LIT-QI

Liga Internacional dos Trabalhadores - Quarta Internacional

PSTU-Argentina

Nos dias anteriores ao 29D, a ansiedade já começou a fazer efeito, e a incerteza de não saber se desta vez teríamos a força não nos deixava dormir. Os preparativos para a mobilização nesse dia estavam em marcha. Desta vez, as mulheres argentinas não queriam voltar para casa com as mãos vazias ou com promessas de que se não fosse agora, poderia ser depois. Não quisemos repetir 2018. Fomos com tudo, e assim conseguimos um triunfo histórico, que nos enche de força para continuar lutando por tudo o que falta, que é muitíssimo, mas este pontapé nos dá impulsiona para continuar ganhando.

Uma vitória para toda a América Latina

A legalização do aborto na Argentina, depois de uma longa luta e de milhares de mobilizados nas ruas durante anos, não só tem grande importância em nosso país, como também no conjunto da América Latina e no mundo inteiro. Sem ir mais longe, já se começa a discutir a descriminalização do aborto no Chile[1], e certamente começará a se expandir para muitos outros países do continente. A mesma necessidade permeia os setores populares de todo o continente, onde só existem poucos países onde, hoje, o aborto é legal: Cuba, Porto Rico, Guiana, Guiana Francesa, Uruguai e dois estados do México (Distrito Federal e Oaxaca), aos quais agora se soma a Argentina.

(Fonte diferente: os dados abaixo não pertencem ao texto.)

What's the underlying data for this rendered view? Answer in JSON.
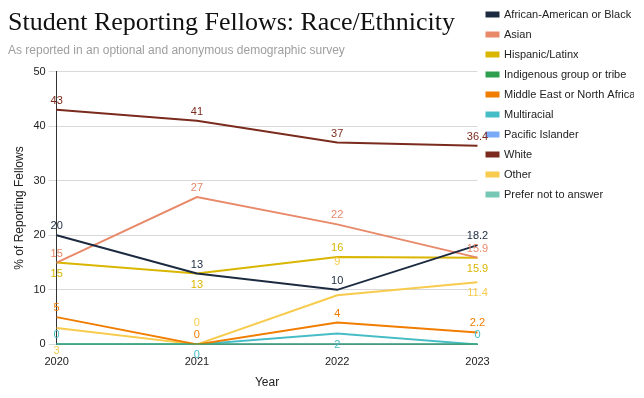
{
  "chart_data": {
    "type": "line",
    "title": "Student Reporting Fellows: Race/Ethnicity",
    "subtitle": "As reported in an optional and anonymous demographic survey",
    "x_label": "Year",
    "y_label": "% of Reporting Fellows",
    "categories": [
      "2020",
      "2021",
      "2022",
      "2023"
    ],
    "ylim": [
      0,
      50
    ],
    "yticks": [
      0,
      10,
      20,
      30,
      40,
      50
    ],
    "grid": true,
    "legend": "right",
    "marker": "none",
    "series": [
      {
        "name": "African-American or Black",
        "color": "#1c2b40",
        "values": [
          20,
          13,
          10,
          18.2
        ],
        "data_labels": true
      },
      {
        "name": "Asian",
        "color": "#e8896a",
        "values": [
          15,
          27,
          22,
          15.9
        ],
        "data_labels": true
      },
      {
        "name": "Hispanic/Latinx",
        "color": "#d9b600",
        "values": [
          15,
          13,
          16,
          15.9
        ],
        "data_labels": true
      },
      {
        "name": "Indigenous group or tribe",
        "color": "#2e9e4f",
        "values": [
          0,
          0,
          0,
          0
        ],
        "data_labels": false
      },
      {
        "name": "Middle East or North African",
        "color": "#f07d00",
        "values": [
          5,
          0,
          4,
          2.2
        ],
        "data_labels": true
      },
      {
        "name": "Multiracial",
        "color": "#46bdc6",
        "values": [
          0,
          0,
          2,
          0
        ],
        "data_labels": true
      },
      {
        "name": "Pacific Islander",
        "color": "#7baaf7",
        "values": [
          0,
          0,
          0,
          0
        ],
        "data_labels": false
      },
      {
        "name": "White",
        "color": "#7a2b1e",
        "values": [
          43,
          41,
          37,
          36.4
        ],
        "data_labels": true
      },
      {
        "name": "Other",
        "color": "#f7cb4d",
        "values": [
          3,
          0,
          9,
          11.4
        ],
        "data_labels": true
      },
      {
        "name": "Prefer not to answer",
        "color": "#76c8b5",
        "values": [
          0,
          0,
          0,
          0
        ],
        "data_labels": false
      }
    ]
  }
}
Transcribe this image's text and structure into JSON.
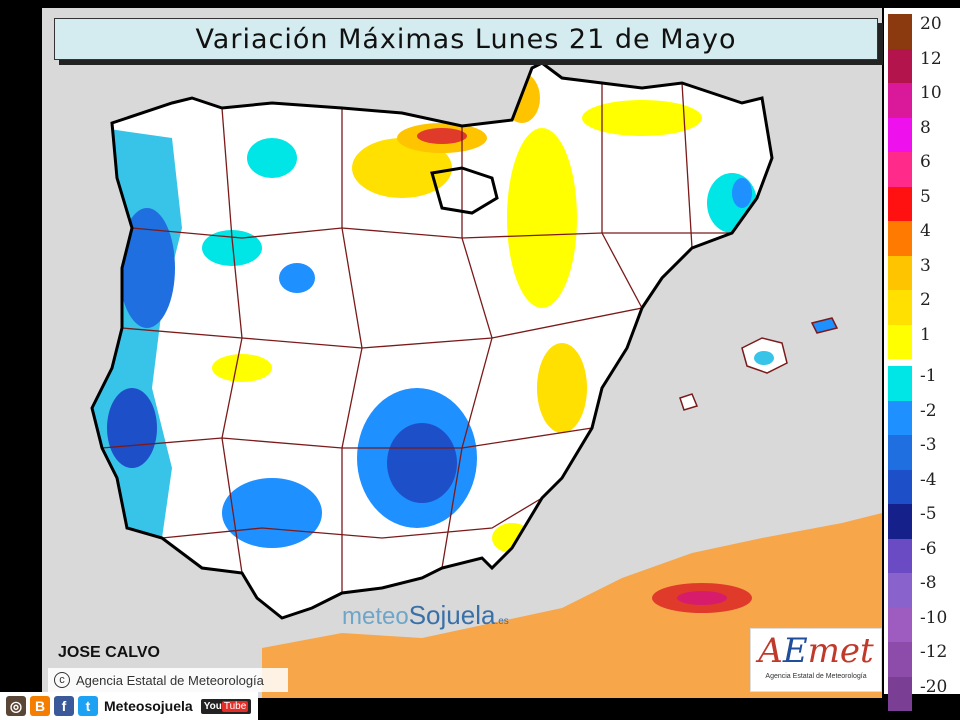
{
  "title": "Variación Máximas  Lunes 21 de Mayo",
  "legend": {
    "title_hidden": "",
    "positive": [
      {
        "label": "20",
        "color": "#8b3a0f"
      },
      {
        "label": "12",
        "color": "#b2144b"
      },
      {
        "label": "10",
        "color": "#d9199a"
      },
      {
        "label": "8",
        "color": "#ee11ee"
      },
      {
        "label": "6",
        "color": "#ff2a8a"
      },
      {
        "label": "5",
        "color": "#ff1111"
      },
      {
        "label": "4",
        "color": "#ff7a00"
      },
      {
        "label": "3",
        "color": "#ffc400"
      },
      {
        "label": "2",
        "color": "#ffe000"
      },
      {
        "label": "1",
        "color": "#ffff00"
      }
    ],
    "negative": [
      {
        "label": "-1",
        "color": "#00e5e5"
      },
      {
        "label": "-2",
        "color": "#1e90ff"
      },
      {
        "label": "-3",
        "color": "#1f6fe0"
      },
      {
        "label": "-4",
        "color": "#1d4fc8"
      },
      {
        "label": "-5",
        "color": "#16208a"
      },
      {
        "label": "-6",
        "color": "#6a4bc4"
      },
      {
        "label": "-8",
        "color": "#8a62cc"
      },
      {
        "label": "-10",
        "color": "#9e5cc0"
      },
      {
        "label": "-12",
        "color": "#8e4caa"
      },
      {
        "label": "-20",
        "color": "#7a3f94"
      }
    ]
  },
  "colors": {
    "land": "#ffffff",
    "sea": "#d9d9d9",
    "border": "#7a1a1a",
    "coast": "#000000"
  },
  "author": "JOSE CALVO",
  "agency_credit": "Agencia Estatal de Meteorología",
  "aemet_logo": {
    "text_a": "A",
    "text_e": "E",
    "text_met": "met",
    "subtitle": "Agencia Estatal de Meteorología"
  },
  "watermark": {
    "part1": "meteo",
    "part2": "Sojuela",
    "suffix": ".es"
  },
  "footer": {
    "handle": "Meteosojuela",
    "youtube": "You",
    "youtube2": "Tube",
    "icons": [
      "camera-icon",
      "blogger-icon",
      "facebook-icon",
      "twitter-icon"
    ]
  }
}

Uma lei aprovada com muitos obstáculos

Como temos afirmado, a legalização do aborto na Argentina é uma grande vitória das mulheres e dos setores populares que lutaram para conquistar nas ruas este direito democrático para as pessoas gestantes. Em particular para os setores que, sendo ilegal, não podiam ter os recursos econômicos para realizar um aborto e não morrer ou sofrer consequências gravíssimas para sua saúde, na tentativa. Além disso, trata-se de um importantíssimo passo adiante na luta pelo direito de escolher o momento de ser mãe ou de não ser.

Por isso o que foi conquistado é uma alavanca para continuar lutando contra as limitações que a própria lei aprovada impõe. A objeção de consciência individual deverá ser combatida com força por todas as organizações e setores populares. As pressões das igrejas em cada lugar, e inclusive de sindicatos e suas obras sociais que se declararam a favor das “duas vidas” são e serão muito fortes em muitos lugares, e vão pressionar para que muitos profissionais da saúde tenham medo de realizar um aborto.

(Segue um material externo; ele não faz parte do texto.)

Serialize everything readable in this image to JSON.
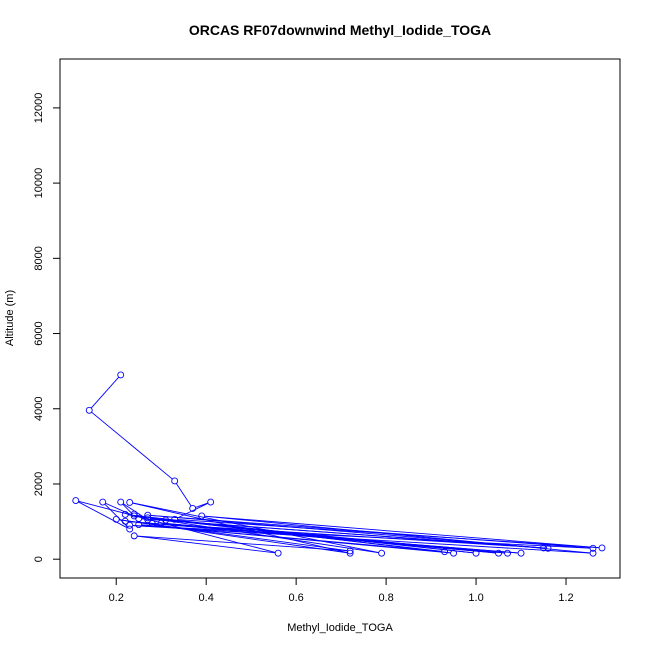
{
  "chart_data": {
    "type": "line",
    "title": "ORCAS RF07downwind Methyl_Iodide_TOGA",
    "xlabel": "Methyl_Iodide_TOGA",
    "ylabel": "Altitude (m)",
    "xlim": [
      0.075,
      1.32
    ],
    "ylim": [
      -500,
      13300
    ],
    "x_ticks": [
      0.2,
      0.4,
      0.6,
      0.8,
      1.0,
      1.2
    ],
    "x_tick_labels": [
      "0.2",
      "0.4",
      "0.6",
      "0.8",
      "1.0",
      "1.2"
    ],
    "y_ticks": [
      0,
      2000,
      4000,
      6000,
      8000,
      10000,
      12000
    ],
    "y_tick_labels": [
      "0",
      "2000",
      "4000",
      "6000",
      "8000",
      "10000",
      "12000"
    ],
    "grid": false,
    "marker": "open-circle",
    "series": [
      {
        "color": "#0000ff",
        "x": [
          0.21,
          0.14,
          0.33,
          0.37,
          0.41,
          0.33,
          1.28,
          0.39,
          1.26,
          0.23,
          1.26,
          0.27,
          1.16,
          0.25,
          1.15,
          0.28,
          1.1,
          0.22,
          1.07,
          0.3,
          1.05,
          0.31,
          1.0,
          0.22,
          0.95,
          0.25,
          0.93,
          0.27,
          0.79,
          0.23,
          0.72,
          0.2,
          0.72,
          0.24,
          0.56,
          0.11,
          0.23,
          0.17,
          0.24,
          0.21,
          0.27,
          0.24
        ],
        "y": [
          4900,
          3960,
          2080,
          1350,
          1520,
          1060,
          300,
          1150,
          160,
          900,
          290,
          1170,
          290,
          1080,
          300,
          950,
          160,
          1010,
          160,
          960,
          160,
          1040,
          160,
          1190,
          160,
          920,
          200,
          1100,
          160,
          1510,
          160,
          1060,
          220,
          620,
          160,
          1560,
          800,
          1520,
          1150,
          1520,
          1050,
          1200
        ]
      }
    ]
  }
}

Sem ir mais longe, esta semana em uma clínica privada de San Juan, todos/as profissionais já se declararam objetores de consciência, o que implica que ninguém nesse lugar tem a obrigação de cumprir a lei e praticar um aborto para quem o necessitar. Não podemos esquecer que o aprovado Plano dos 1.000 Dias foi aplicado primeiro nesta província, com o claro objetivo de “convencer” as mulheres e gestantes pobres a continuar a gravidez apesar de qualquer circunstância, em troca de uma pobre ajuda estatal, e deixando à sua sorte a mãe e seu filho/a depois dos 2 anos de vida da criança.

Se muitos estabelecimentos de saúde fizerem o mesmo, onde fica a validade de tal lei? Se a objeção de consciência institucional se impõe, haverá poucos lugares onde realizar tal prática. Teremos que nos organizar e nos mobilizar para derrotar este obstáculo, que na prática atrasa o que foi conquistado.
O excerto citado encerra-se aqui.